Wenn es also nicht um eine einfache Zahlungsklage geht (z.B. Rückforderung zu viel bezahlter Miete), werden Sie schon für die Frage, ob eine Berufung zulässig ist, meist die Hilfe eines Rechtsanwalts brauchen.

Berufung einlegen: Berufungsfrist beachten!

Wenn von Ihrer Seite Berufung eingelegt werden soll, müssen Sie die Berufungsfrist unbedingt einhalten:

  • Die Berufung muss durch einen Rechtsanwalt innerhalb eines Monats nach Zustellung des Urteils eingelegt werden.

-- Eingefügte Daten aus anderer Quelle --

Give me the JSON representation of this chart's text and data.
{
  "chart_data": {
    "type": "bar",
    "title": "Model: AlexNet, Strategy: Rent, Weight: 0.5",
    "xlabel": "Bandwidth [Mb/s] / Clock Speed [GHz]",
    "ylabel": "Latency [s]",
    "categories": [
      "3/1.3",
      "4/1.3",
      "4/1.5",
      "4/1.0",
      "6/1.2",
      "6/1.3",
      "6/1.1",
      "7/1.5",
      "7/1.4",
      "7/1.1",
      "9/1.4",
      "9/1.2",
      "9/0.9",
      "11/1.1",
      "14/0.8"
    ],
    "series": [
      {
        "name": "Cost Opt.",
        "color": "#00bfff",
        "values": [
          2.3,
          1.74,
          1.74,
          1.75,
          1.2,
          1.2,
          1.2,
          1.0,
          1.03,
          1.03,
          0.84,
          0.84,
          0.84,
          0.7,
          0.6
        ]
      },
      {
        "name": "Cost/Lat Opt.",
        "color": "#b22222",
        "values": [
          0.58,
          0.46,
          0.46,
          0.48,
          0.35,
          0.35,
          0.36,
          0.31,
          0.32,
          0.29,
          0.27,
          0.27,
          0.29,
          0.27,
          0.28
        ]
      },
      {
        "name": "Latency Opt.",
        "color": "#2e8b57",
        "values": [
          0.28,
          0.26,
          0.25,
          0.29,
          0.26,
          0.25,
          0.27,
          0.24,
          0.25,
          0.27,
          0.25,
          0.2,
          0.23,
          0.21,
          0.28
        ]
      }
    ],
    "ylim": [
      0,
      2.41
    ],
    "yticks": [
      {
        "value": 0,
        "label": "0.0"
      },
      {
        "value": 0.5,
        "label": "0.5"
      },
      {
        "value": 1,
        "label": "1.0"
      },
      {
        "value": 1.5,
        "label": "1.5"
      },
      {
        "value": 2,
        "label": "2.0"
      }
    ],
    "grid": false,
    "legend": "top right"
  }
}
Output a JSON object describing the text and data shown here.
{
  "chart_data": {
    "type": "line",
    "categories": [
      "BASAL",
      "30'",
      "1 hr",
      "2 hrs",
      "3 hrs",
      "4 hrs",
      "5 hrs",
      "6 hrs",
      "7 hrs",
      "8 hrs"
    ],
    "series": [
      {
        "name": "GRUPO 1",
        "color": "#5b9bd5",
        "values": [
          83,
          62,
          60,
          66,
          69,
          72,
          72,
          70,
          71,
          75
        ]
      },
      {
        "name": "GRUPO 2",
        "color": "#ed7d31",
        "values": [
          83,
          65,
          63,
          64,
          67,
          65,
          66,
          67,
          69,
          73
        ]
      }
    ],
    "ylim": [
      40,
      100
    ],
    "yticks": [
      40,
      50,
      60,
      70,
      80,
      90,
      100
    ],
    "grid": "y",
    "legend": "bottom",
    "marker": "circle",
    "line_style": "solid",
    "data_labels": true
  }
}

Rechtsanwalt für die Berufung in einem Mietrechtsstreit erforderlich

Die Berufung geht fast immer zum Landgericht, in ganz besonderen Fällen muss die Berufung beim Oberlandesgericht eingelegt werden.

  • In jedem Falle brauchen Sie für die Vertretung Ihrer Sache eine Rechtsanwältin, einen Rechtsanwalt.
Hinweis


Kommt eine Berufung gegen ein Urteil des Amtsgerichts in Betracht, so sollten Sie so frühzeitig wie möglich einen Rechtsanwalt, eine Rechtsanwältin aufsuchen.

Die Prüfung und Begründung der Berufung kann sehr aufwändig und zeitraubend sein.

Berufung der Gegenseite - oder Berufung selbst einlegen, Rechtsschutz

Haben Sie beim Amtsgericht ein positives Urteil bekommen, dann wird die Gegenseite möglicherweise Berufung dagegen einlegen. Dann müssen Sie sich damit - mit Hilfe Ihres Anwalts, Ihrer Anwältin auseinandersetzen.

Sind Sie mit dem Urteil des Amtsgerichts nicht zufrieden, dann können Sie entscheiden, ob Berufung eingelegt werden soll.

  • Haben Sie eine Rechtsschutzversicherung, dann sollte umgehend das Urteil der Versicherung vorgelegt und Kostendeckung für das Berufungsverfahren beantragt werden. Wenn Sie selbst Berufung einlegen, muss Ihr Anwalt die Erfolgsaussicht der Berufung begründen.
  • Sind Sie prozesskostenhilfeberechtigt, dann kann eine Berufung zunächst einmal durch Ihren Anwalt eingelegt werden, der dann auch vorläufig angeben muss, was er gegen das Urteil vorbringen will.